Ad Hoc Compression Methods: Digram Coding

Ad hoc compression algorithms always sound somewhat flimsy, but they still have their usefulness whenever the data you have to compress exhibits very special properties or is extremely short. Universal compression algorithms need a somewhat lengthy input to adapt sufficiently to yield good compression. Moreover, you may not have the computing power (CPU speed, RAM and program space) to implement full-blown compressors. In this case also, an ad hoc algorithm may be useful.

Digram (bigram, digraph, bigraph) coding is one of those ad hoc algorithms. Digram coding will compress text (or any source, really) by finding pairs of symbols that appear often and assigning them codes corresponding to used symbols, if any.

hieroglyph

Let us see in detail what digram compression is, and how effective it really is.

The basic idea of digram coding is to notice that in text, usually, only a small fraction of symbols are used from the possible character set. French text coded in ISO-8859-1 may use around 110 distinct symbols (for, you see, they have diacritics) while an English text may only use 80 or so. That is, if your characters are coded on 8 bits, more than 140 symbols remain unused. Digram coding will assign to each of the unused code a digram, that is, a group of two symbols.

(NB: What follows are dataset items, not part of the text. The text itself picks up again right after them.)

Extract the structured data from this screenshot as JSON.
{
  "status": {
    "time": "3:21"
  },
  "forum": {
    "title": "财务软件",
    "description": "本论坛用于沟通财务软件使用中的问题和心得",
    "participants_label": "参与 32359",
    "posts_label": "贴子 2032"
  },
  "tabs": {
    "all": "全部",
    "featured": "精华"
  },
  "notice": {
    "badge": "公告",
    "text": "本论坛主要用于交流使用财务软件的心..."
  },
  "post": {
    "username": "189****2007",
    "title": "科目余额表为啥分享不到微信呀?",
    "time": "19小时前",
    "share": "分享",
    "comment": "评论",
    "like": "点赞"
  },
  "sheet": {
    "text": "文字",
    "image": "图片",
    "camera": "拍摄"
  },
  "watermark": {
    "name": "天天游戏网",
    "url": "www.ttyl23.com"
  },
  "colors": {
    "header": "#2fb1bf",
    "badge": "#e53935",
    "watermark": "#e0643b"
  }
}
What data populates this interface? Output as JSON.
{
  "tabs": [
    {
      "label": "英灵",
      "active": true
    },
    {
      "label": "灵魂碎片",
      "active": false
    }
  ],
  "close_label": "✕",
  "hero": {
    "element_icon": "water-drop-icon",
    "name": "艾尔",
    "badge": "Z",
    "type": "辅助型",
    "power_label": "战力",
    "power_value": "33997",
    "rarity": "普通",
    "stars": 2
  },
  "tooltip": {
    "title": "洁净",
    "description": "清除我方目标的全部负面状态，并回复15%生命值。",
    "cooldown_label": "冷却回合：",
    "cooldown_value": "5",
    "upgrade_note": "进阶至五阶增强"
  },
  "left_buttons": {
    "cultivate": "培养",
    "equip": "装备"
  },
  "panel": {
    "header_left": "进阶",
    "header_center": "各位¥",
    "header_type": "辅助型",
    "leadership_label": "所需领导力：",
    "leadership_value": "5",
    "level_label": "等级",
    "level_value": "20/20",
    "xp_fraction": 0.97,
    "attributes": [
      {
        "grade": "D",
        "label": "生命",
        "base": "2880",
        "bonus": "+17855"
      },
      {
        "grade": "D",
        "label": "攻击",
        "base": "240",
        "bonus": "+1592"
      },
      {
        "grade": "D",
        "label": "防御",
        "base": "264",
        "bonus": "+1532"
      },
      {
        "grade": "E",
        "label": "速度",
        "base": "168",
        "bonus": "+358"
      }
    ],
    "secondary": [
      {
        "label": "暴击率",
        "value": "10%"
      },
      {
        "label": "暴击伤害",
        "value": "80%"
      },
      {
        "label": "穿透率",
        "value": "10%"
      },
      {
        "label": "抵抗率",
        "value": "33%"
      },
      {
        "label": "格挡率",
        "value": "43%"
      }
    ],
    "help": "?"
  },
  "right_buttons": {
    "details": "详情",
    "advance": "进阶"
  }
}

The text to be compressed is scanned one character at a time. If the current character and the next are found in the digram list, a special digram code is emitted, and we advance two characters in the text. If not, the code for a single character is emitted, and we go to the next character. If the text would entirely be matched by digrams, the algorithm would yield a 2:1 compression ratio. Realistically, however, the expected compression ratio lies between 1.4 and 1.9:1; only very rarely would you see 2:1.

However, to make compression more efficient, only the most frequent digram will be picked to be assigned codes. To do so, you must first scan the text and compute the digram frequencies. One this is done, you take only the most frequent to form the digram dictionary.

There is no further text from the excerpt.